The Supreme Court has instructed lower courts “to determine whether an environment is sufficiently hostile or abusive by looking at all the circumstances, including the frequency of the discriminatory conduct; its severity; whether it is physically threatening or humiliating, or a mere offensive utterance; and whether it unreasonably interferes with an employee’s work performance.” Faragher v. City of Boca Raton, 524 U.S. 775, 787-88, 118 S.Ct. 2275, 141 L.Ed.2d 662 (1998) (internal citations and quotation marks omitted). Title VII is not intended as a “general civility code,” and requires that “conduct must be extreme” to constitute the kind of “change in the terms and conditions of employment” the statute was intended to target. Id. at 788, 118 S.Ct. 2275 (internal citations and quotation marks omitted).

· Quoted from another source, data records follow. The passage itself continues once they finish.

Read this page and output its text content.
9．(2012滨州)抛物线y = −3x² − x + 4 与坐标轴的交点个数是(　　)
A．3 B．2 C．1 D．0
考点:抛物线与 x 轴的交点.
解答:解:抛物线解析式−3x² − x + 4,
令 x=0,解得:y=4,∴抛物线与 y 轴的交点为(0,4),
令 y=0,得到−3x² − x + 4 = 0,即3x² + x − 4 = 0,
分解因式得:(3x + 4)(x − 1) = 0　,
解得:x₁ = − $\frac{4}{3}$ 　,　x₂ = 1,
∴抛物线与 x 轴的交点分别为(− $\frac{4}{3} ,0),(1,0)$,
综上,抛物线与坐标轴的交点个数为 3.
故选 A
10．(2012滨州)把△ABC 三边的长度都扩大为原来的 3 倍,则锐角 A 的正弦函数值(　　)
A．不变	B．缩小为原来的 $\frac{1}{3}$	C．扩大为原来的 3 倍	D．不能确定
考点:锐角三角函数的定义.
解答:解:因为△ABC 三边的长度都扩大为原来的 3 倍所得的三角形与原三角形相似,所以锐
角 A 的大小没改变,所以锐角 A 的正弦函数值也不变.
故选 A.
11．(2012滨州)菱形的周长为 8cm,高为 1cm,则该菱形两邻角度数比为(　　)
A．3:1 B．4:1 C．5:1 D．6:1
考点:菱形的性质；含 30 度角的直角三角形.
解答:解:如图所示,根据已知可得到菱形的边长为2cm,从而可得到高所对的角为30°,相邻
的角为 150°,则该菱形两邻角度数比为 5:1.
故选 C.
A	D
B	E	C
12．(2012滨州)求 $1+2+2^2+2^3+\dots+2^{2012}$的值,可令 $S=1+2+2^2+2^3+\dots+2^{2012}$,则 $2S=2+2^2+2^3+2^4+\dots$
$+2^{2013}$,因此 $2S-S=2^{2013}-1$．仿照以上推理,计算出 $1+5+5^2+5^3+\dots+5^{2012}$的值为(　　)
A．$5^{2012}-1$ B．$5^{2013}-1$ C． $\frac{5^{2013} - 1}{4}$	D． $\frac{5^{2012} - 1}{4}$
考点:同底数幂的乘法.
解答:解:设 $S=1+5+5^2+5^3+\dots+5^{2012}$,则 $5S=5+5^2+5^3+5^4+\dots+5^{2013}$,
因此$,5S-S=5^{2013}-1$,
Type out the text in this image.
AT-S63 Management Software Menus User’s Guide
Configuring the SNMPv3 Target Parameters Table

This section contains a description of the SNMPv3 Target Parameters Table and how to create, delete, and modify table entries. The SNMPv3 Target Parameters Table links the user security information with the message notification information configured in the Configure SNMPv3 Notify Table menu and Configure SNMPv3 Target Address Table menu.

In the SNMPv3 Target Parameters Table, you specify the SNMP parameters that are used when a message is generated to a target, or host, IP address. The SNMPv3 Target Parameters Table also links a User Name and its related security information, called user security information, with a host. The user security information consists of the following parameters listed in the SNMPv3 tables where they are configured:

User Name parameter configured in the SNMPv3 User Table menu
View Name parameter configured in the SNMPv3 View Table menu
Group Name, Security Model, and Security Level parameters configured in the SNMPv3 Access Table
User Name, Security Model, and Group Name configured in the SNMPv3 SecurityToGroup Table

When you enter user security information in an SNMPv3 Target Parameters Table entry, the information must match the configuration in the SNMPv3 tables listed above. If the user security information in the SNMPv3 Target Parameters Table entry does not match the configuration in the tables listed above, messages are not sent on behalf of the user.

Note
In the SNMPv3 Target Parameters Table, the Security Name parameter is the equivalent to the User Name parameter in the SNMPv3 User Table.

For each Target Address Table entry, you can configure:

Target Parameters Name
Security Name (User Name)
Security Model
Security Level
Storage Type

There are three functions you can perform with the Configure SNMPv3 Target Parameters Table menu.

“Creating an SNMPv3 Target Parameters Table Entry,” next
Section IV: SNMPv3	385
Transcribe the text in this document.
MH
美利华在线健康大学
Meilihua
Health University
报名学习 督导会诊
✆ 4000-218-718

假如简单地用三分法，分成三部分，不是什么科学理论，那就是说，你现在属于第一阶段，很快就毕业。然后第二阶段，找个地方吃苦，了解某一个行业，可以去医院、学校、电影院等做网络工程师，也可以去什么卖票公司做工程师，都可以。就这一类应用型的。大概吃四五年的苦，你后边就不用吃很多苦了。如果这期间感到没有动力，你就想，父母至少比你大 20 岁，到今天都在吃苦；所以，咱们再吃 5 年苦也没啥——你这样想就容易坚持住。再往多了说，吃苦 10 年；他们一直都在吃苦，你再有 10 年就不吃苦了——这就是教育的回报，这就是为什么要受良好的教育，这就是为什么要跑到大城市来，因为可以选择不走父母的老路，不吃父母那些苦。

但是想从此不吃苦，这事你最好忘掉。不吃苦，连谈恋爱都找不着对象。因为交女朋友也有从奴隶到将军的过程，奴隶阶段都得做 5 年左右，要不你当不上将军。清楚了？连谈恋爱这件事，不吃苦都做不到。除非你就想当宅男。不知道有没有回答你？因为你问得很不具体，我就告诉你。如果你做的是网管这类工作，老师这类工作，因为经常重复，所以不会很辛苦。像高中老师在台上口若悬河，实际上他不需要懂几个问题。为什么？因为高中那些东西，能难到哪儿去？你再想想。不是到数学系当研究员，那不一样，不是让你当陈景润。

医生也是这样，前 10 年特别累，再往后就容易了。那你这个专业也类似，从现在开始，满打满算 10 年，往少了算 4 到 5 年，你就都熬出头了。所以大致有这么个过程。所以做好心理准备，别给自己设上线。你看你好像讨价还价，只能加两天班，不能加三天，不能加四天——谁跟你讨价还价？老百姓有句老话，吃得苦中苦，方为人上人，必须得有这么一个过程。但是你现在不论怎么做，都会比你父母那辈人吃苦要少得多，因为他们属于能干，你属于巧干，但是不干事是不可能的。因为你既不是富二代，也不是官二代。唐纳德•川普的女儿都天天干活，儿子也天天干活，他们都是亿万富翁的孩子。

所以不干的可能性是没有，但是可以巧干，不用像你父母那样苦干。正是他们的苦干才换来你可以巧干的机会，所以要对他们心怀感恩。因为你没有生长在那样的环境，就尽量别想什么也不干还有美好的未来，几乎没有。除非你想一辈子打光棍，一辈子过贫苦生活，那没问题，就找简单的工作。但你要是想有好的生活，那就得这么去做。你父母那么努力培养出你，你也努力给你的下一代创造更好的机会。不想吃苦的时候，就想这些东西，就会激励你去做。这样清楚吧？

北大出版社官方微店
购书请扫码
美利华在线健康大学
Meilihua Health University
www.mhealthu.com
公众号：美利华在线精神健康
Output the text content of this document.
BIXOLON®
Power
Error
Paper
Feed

Burgess’s allegations, taken together and, as true, do not suffice to state a plausible claim under that standard. None of the facts alleged demonstrate any meaningful frequency of the conduct towards Burgess, and only two instances, Freeman’s vague sexual advance and the threat to rip Burgess’s cross from her neck, could rightly be considered physically threatening or abusive. These two isolated instances do not represent the kind of pervasive prejudice, disparagement, and interference with one’s job functions necessary to make out a plausible- hostile work environment claim. In short, Freeman’s behavior, while no doubt disturbing to Burgess if it occurred as alleged, does not reach the level of permeating intimidation, ridicule, and insult necessary to be considered severe or pervasive for purposes of Title VII. Consequently, the District Court’s conclusion that Burgess failed to state a claim on which relief could be granted was sound, and the decision to dismiss those claims was proper.

III. Conclusion

For the foregoing reasons, we will affirm.

*

This disposition is not an opinion of the full court and, pursuant to I.O.P. 5.7, does not constitute binding precedent.

1

.Because this case was dismissed for failure to state a claim, we accept the facts recited in the operative complaint as true, for purposes of appeal. Kaymark v. Bank of Am., N.A., 783 F.3d 168, 174 (3d Cir.2015).

2

. From Burgess's description, this is apparently gum bearing a religious message.

3

. While Burgess pled several other facts regarding alleged retaliation, those facts bear only on her retaliation claim, which was dismissed on summary judgment and waived on appeal.

4

. In the same motion, Dollar Tree moved to dismiss both the Title VII discrimination and retaliation claims against the individual defendants on grounds that the statute does not provide for individual liability.

5

. The District Court had original jurisdiction over the federal claims in this case under 28 U.S.C. § 1331 and supplemental jurisdiction over the state law claims under 28 U.S.C. § 1367, We have jurisdiction pursuant to 28 U.S.C. § 1291.

6

. Burgess's appeal, at least facially, could also be understood to contest the district court's summary judgment decision, its dismissal of the claims against Randi Freeman and the other individual defendants, its dismissal of her religious discrimination claim, and its denial of her motion to amend her complaint a second time. But Burgess has forgone all of those claims. Her argument against summary judgment was explicitly waived, and she forfeited any argument as to the dismissal of claims against individual defendants, the dismissal of her religious discrimination claim, or denial of the motion to amend by failing to raise such arguments in her opening brief. In re Fosamax (Alendronate Sodium) Products Liab. Litig. (No. II), 751 F.3d 150, 157 (3d Cir.2014) ("We have consistently held that an issue is waived unless a party raises it in its opening brief, and for those purposes a passing reference to an issue ... will not suffice to bring that issue before this court.”) (internal quotation marks omitted).

7

.Because the protections of the PHRA replicate those of Title VII, we consider these claims together. See Weston v. Pennsylvania, 251 F.3d 420, 425 n, 3 (3d Cir.2001), overruled in part on other grounds by Burlington N. & Santa Fe Ry. Co. v. White, 548 U.S. 53,[*155] 126 S.Ct. 2405, 165 L.Ed.2d 345 (2006) ("The proper analysis under Tide VII and the [PHRA] is identical, as Pennsylvania courts have construed the protections of the two acts interchangeably.”).